A long time ago, I read an interesting essay about friendships: the article likened them to catalysts and enzymatic reactions. You need proximity, attraction (through common interests), and frequency. In the past, when I had lost touch with S from grad school, I chalked it up to just us not having things in common anymore, bc she was a housewife living in the South. She had had two kids and that life was exhausting, and we had fewer and fewer things in common. Maybe that’s what’s happening now. Slowly and esp bc the kids are in their needy years. I dunno.

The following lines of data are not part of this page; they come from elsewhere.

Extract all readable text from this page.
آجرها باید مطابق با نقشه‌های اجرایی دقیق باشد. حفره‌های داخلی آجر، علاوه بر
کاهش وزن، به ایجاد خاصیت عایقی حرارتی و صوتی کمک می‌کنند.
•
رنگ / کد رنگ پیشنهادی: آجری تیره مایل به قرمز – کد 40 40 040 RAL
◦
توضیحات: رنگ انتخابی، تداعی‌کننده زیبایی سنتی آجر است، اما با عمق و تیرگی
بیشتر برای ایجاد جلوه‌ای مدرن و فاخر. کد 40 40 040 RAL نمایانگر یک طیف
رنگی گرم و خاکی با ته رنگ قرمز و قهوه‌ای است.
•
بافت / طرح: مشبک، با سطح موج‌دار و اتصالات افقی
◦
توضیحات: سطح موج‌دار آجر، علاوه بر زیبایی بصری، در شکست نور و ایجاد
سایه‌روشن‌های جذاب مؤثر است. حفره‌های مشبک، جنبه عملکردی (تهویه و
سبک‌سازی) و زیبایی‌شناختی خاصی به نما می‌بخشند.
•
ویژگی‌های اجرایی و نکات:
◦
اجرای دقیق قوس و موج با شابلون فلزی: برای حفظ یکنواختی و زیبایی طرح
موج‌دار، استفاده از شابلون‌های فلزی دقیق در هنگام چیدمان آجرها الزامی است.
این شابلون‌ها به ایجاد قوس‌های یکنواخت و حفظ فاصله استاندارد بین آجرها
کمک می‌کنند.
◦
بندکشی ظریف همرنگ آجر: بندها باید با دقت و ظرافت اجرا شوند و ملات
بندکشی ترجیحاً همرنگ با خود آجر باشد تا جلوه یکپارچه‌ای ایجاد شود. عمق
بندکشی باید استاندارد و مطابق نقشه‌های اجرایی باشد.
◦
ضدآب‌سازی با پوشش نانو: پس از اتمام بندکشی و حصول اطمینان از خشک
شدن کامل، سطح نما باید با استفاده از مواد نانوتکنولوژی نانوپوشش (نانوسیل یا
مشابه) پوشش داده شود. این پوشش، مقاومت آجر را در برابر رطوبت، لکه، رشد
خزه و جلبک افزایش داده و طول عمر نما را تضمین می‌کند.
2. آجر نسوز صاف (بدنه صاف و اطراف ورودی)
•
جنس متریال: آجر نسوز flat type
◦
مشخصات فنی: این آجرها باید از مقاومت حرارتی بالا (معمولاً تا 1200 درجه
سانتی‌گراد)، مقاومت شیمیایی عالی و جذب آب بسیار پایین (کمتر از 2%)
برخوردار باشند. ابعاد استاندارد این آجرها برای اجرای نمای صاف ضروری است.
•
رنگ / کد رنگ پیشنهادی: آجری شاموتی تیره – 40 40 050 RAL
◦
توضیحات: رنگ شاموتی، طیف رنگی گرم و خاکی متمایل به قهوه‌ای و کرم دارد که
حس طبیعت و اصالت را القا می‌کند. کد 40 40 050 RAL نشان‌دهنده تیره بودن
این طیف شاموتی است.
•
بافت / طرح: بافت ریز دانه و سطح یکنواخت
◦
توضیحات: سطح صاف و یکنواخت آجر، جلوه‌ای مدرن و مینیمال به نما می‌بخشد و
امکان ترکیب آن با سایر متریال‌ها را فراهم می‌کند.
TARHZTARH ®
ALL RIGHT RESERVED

J has suggested that we focus on getting more child-free friends AND maybe we need to move to the city where there is a higher concentration of like-minded people and things to do. The thing is, I rather like my Houseboat. But I also agree, life in suburbia is rather boring and everything is really centered around kids. This makes me think about my single friends. God, it must be so frustrating for them to hang around homebody couples!

Sigh, these are the things that keep me up late. Turns out, I don’t just need a job overhaul, I need to overhaul so many other areas: family, location, friends…  Now I’m suddenly tired and ready for bed!